Matsushita today announced that it has developed the world's first high power, high efficiency SHG blue laser ready for use in next-generation optical disc recording systems. This development will be announced at ISOM2001, the International Symposium on Optical Memory, on October 19 in Taipei, Taiwan. Working samples will also be on display at the Panasonic booth at CEATEC JAPAN 2001, to be held from October 2 to 6 at Makuhari Messe (Nippon Convention Center) in Chiba, east of Tokyo.
As DVD and other high-density storage media become more widespread, blue lasers have gained increasing importance for their minimized focusing spot, necessary to realize the data densities required of the new media.

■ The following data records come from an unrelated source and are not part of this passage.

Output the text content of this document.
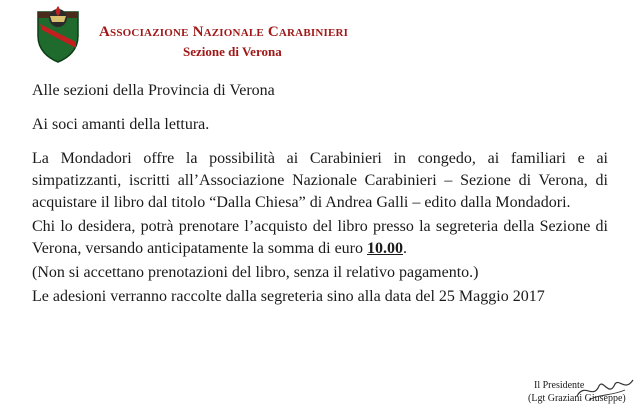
Associazione Nazionale Carabinieri

Sezione di Verona

Alle sezioni della Provincia di Verona

Ai soci amanti della lettura.

La Mondadori offre la possibilità ai Carabinieri in congedo, ai familiari e ai simpatizzanti, iscritti all’Associazione Nazionale Carabinieri – Sezione di Verona, di acquistare il libro dal titolo “Dalla Chiesa” di Andrea Galli – edito dalla Mondadori.

Chi lo desidera, potrà prenotare l’acquisto del libro presso la segreteria della Sezione di Verona, versando anticipatamente la somma di euro 10.00.

(Non si accettano prenotazioni del libro, senza il relativo pagamento.)

Le adesioni verranno raccolte dalla segreteria sino alla data del 25 Maggio 2017

Il Presidente

(Lgt Graziani Giuseppe)
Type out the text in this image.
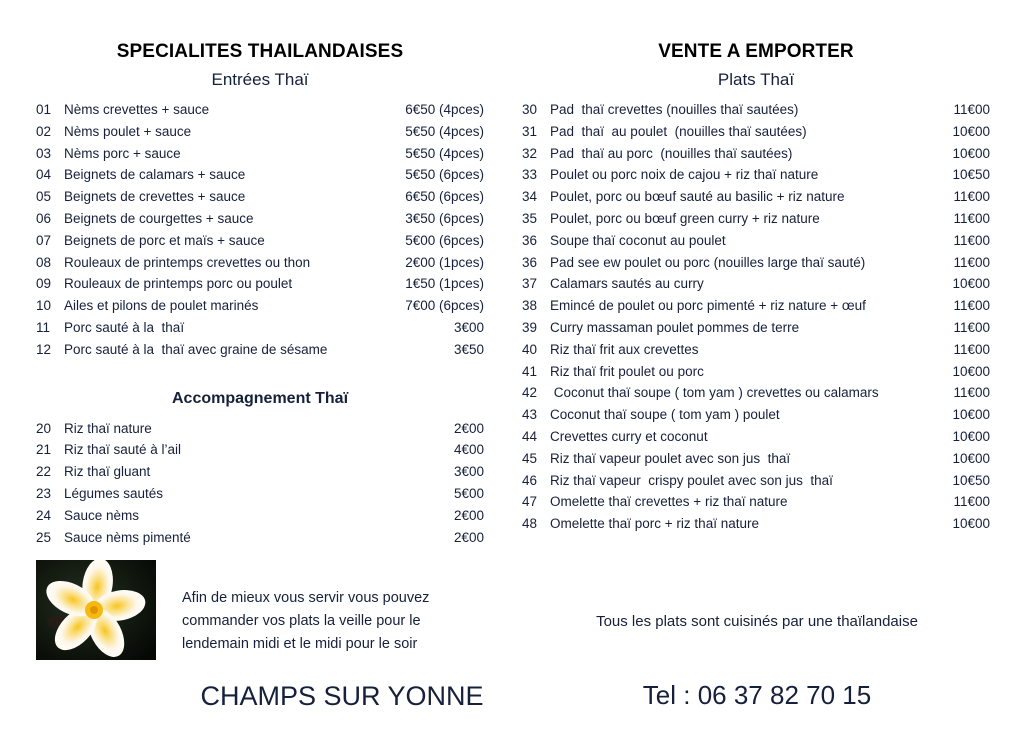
SPECIALITES THAILANDAISES
Entrées Thaï
01 Nèms crevettes + sauce	6€50 (4pces)
02 Nèms poulet + sauce	5€50 (4pces)
03 Nèms porc + sauce	5€50 (4pces)
04 Beignets de calamars + sauce	5€50 (6pces)
05 Beignets de crevettes + sauce	6€50 (6pces)
06 Beignets de courgettes + sauce	3€50 (6pces)
07 Beignets de porc et maïs + sauce	5€00 (6pces)
08 Rouleaux de printemps crevettes ou thon	2€00 (1pces)
09 Rouleaux de printemps porc ou poulet	1€50 (1pces)
10 Ailes et pilons de poulet marinés	7€00 (6pces)
11	Porc sauté à la  thaï	3€00
12 Porc sauté à la  thaï avec graine de sésame	3€50
Accompagnement Thaï
20 Riz thaï nature	2€00
21 Riz thaï sauté à l’ail	4€00
22 Riz thaï gluant	3€00
23 Légumes sautés	5€00
24 Sauce nèms	2€00
25 Sauce nèms pimenté	2€00
VENTE A EMPORTER
Plats Thaï
30 Pad  thaï crevettes (nouilles thaï sautées)	11€00
31 Pad  thaï  au poulet  (nouilles thaï sautées)	10€00
32 Pad  thaï au porc  (nouilles thaï sautées)	10€00
33 Poulet ou porc noix de cajou + riz thaï nature	10€50
34 Poulet, porc ou bœuf sauté au basilic + riz nature	11€00
35 Poulet, porc ou bœuf green curry + riz nature	11€00
36 Soupe thaï coconut au poulet	11€00
36 Pad see ew poulet ou porc (nouilles large thaï sauté)	11€00
37 Calamars sautés au curry	10€00
38 Emincé de poulet ou porc pimenté + riz nature + œuf	11€00
39 Curry massaman poulet pommes de terre	11€00
40 Riz thaï frit aux crevettes	11€00
41 Riz thaï frit poulet ou porc	10€00
42 Coconut thaï soupe ( tom yam ) crevettes ou calamars	11€00
43 Coconut thaï soupe ( tom yam ) poulet	10€00
44 Crevettes curry et coconut	10€00
45 Riz thaï vapeur poulet avec son jus  thaï	10€00
46 Riz thaï vapeur  crispy poulet avec son jus  thaï	10€50
47 Omelette thaï crevettes + riz thaï nature	11€00
48 Omelette thaï porc + riz thaï nature	10€00

Afin de mieux vous servir vous pouvez commander vos plats la veille pour le lendemain midi et le midi pour le soir

CHAMPS SUR YONNE

Tous les plats sont cuisinés par une thaïlandaise

Tel : 06 37 82 70 15
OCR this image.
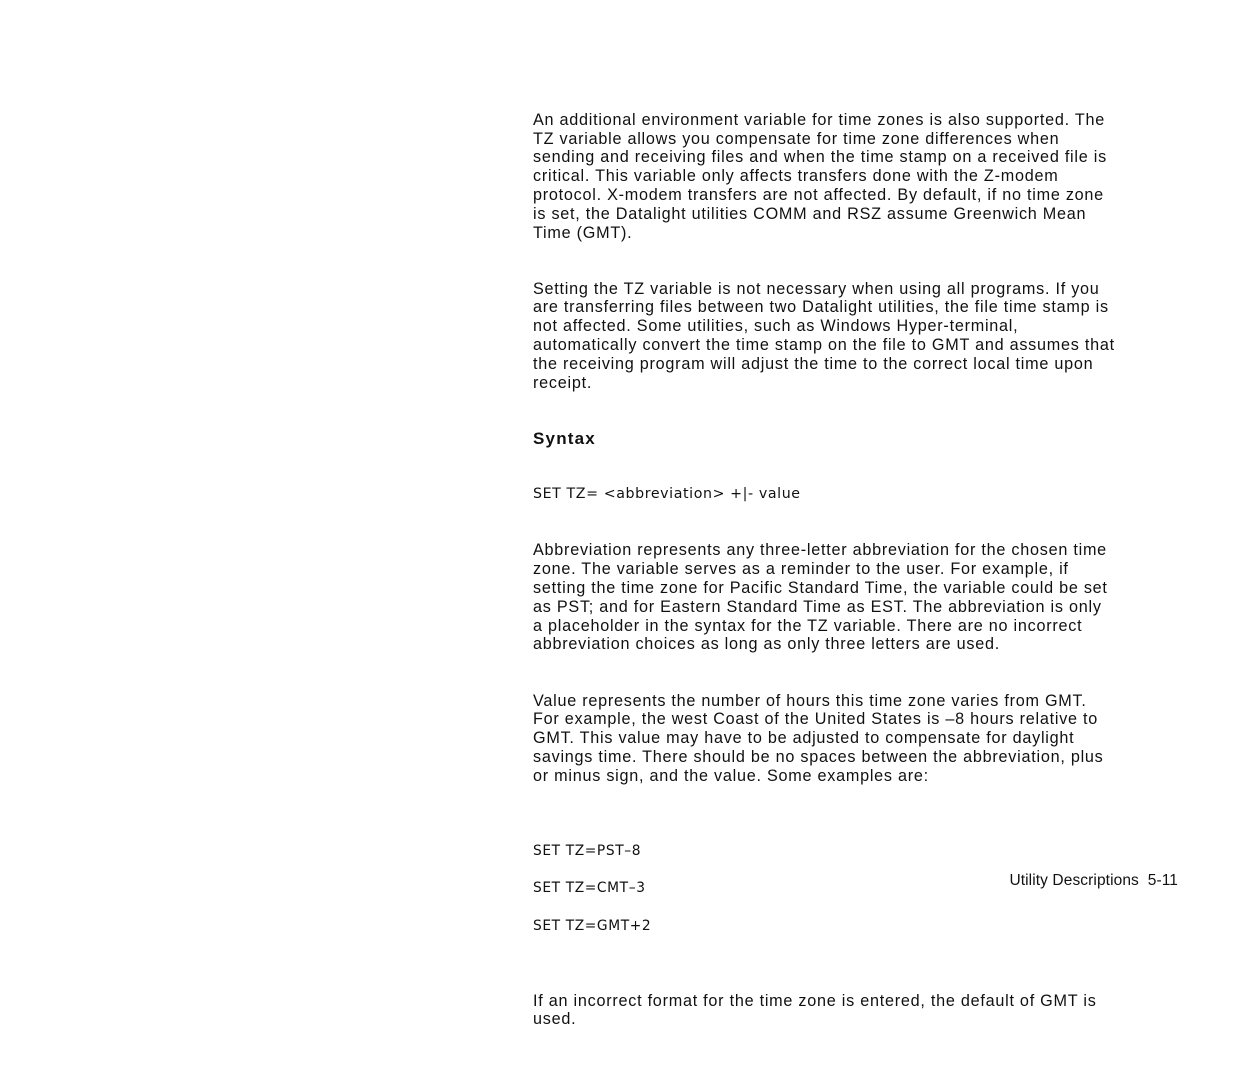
An additional environment variable for time zones is also supported. The
TZ variable allows you compensate for time zone differences when
sending and receiving files and when the time stamp on a received file is
critical. This variable only affects transfers done with the Z-modem
protocol. X-modem transfers are not affected. By default, if no time zone
is set, the Datalight utilities COMM and RSZ assume Greenwich Mean
Time (GMT).

Setting the TZ variable is not necessary when using all programs. If you
are transferring files between two Datalight utilities, the file time stamp is
not affected. Some utilities, such as Windows Hyper-terminal,
automatically convert the time stamp on the file to GMT and assumes that
the receiving program will adjust the time to the correct local time upon
receipt.

Syntax

SET TZ= <abbreviation> +|- value

Abbreviation represents any three-letter abbreviation for the chosen time
zone. The variable serves as a reminder to the user. For example, if
setting the time zone for Pacific Standard Time, the variable could be set
as PST; and for Eastern Standard Time as EST. The abbreviation is only
a placeholder in the syntax for the TZ variable. There are no incorrect
abbreviation choices as long as only three letters are used.

Value represents the number of hours this time zone varies from GMT.
For example, the west Coast of the United States is –8 hours relative to
GMT. This value may have to be adjusted to compensate for daylight
savings time. There should be no spaces between the abbreviation, plus
or minus sign, and the value. Some examples are:

SET TZ=PST–8

SET TZ=CMT–3

SET TZ=GMT+2

If an incorrect format for the time zone is entered, the default of GMT is
used.

Utility Descriptions  5-11
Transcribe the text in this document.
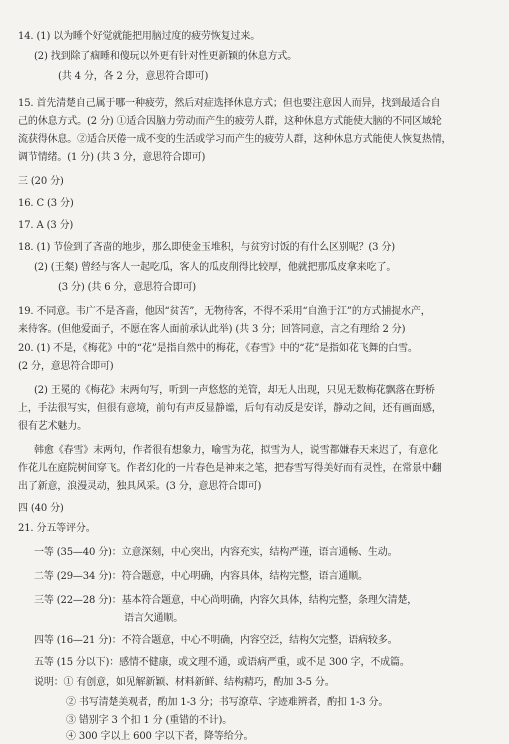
14. (1) 以为睡个好觉就能把用脑过度的疲劳恢复过来。
(2) 找到除了痼睡和傻玩以外更有针对性更新颖的休息方式。
(共 4 分，各 2 分，意思符合即可)
15. 首先清楚自己属于哪一种疲劳，然后对症选择休息方式；但也要注意因人而异，找到最适合自
己的休息方式。(2 分) ①适合因脑力劳动而产生的疲劳人群，这种休息方式能使大脑的不同区域轮
流获得休息。②适合厌倦一成不变的生活或学习而产生的疲劳人群，这种休息方式能使人恢复热情，
调节情绪。(1 分) (共 3 分，意思符合即可)
三 (20 分)
16. C (3 分)
17. A (3 分)
18. (1) 节俭到了吝啬的地步，那么即使金玉堆积，与贫穷讨饭的有什么区别呢？(3 分)
(2) (王粲) 曾经与客人一起吃瓜，客人的瓜皮削得比较厚，他就把那瓜皮拿来吃了。
(3 分) (共 6 分，意思符合即可)
19. 不同意。韦广不是吝啬，他因“贫苦”，无物待客，不得不采用“自渔于江”的方式捕捉水产，
来待客。(但他爱面子，不愿在客人面前承认此举) (共 3 分；回答同意，言之有理给 2 分)
20. (1) 不是，《梅花》中的“花”是指自然中的梅花，《春雪》中的“花”是指如花飞舞的白雪。
(2 分，意思符合即可)
(2) 王冕的《梅花》末两句写，听到一声悠悠的羌管，却无人出现，只见无数梅花飘落在野桥
上，手法很写实，但很有意境，前句有声反显静谧，后句有动反是安详，静动之间，还有画面感，
很有艺术魅力。
韩愈《春雪》末两句，作者很有想象力，喻雪为花，拟雪为人，说雪都嫌春天来迟了，有意化
作花儿在庭院树间穿飞。作者幻化的一片春色是神来之笔，把春雪写得美好而有灵性，在常景中翻
出了新意，浪漫灵动，独具风采。(3 分，意思符合即可)
四 (40 分)
21. 分五等评分。
一等 (35—40 分)：立意深刻，中心突出，内容充实，结构严谨，语言通畅、生动。
二等 (29—34 分)：符合题意，中心明确，内容具体，结构完整，语言通顺。
三等 (22—28 分)：基本符合题意，中心尚明确，内容欠具体，结构完整，条理欠清楚，
语言欠通顺。
四等 (16—21 分)：不符合题意，中心不明确，内容空泛，结构欠完整，语病较多。
五等 (15 分以下)：感情不健康，或文理不通，或语病严重，或不足 300 字，不成篇。
说明：① 有创意，如见解新颖、材料新鲜、结构精巧，酌加 3-5 分。
② 书写清楚美观者，酌加 1-3 分；书写潦草、字迹难辨者，酌扣 1-3 分。
③ 错别字 3 个扣 1 分 (重错的不计)。
④ 300 字以上 600 字以下者，降等给分。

The company first announced the development of an SHG blue laser in February 1999 and has been continuing its development. Panasonic's new blue laser achieves a high power level of 30 mW, 15 times stronger than previous SHG lasers, whose 2 mW has not been strong enough for disc recording. Moreover, the new blue laser produces a wavelength of 410 nm, shorter than previous blue lasers' 425 nm, considered too long for next-generation optical disc systems. The higher power and shorter wavelength were made possible by using a high-powered wavelength-tunable infrared laser diode and then transforming the infrared light into blue laser light.
By using a high efficiency SHG device (in collaboration with NGK Insulators, Ltd.), the size of the newly developed blue laser has also been greatly compacted to just 0.3 cc, only one-fourth the size of previous packages. And by employing a high precision assembly technique for miniaturized SHG lasers, this new laser also achieves one-third the noise level and 90% reduction in wavelength variation compared with GaN (gallium nitride) laser diodes.
SHG: Second harmonic generation light source. A source of light generated by using an SHG device to split the wavelength of semiconductor light into two distinct wavelengths. For example, a 425 nm blue laser light is achieved by using an SHG device to split the 850 nm wavelength light of an infrared semiconductor laser diode.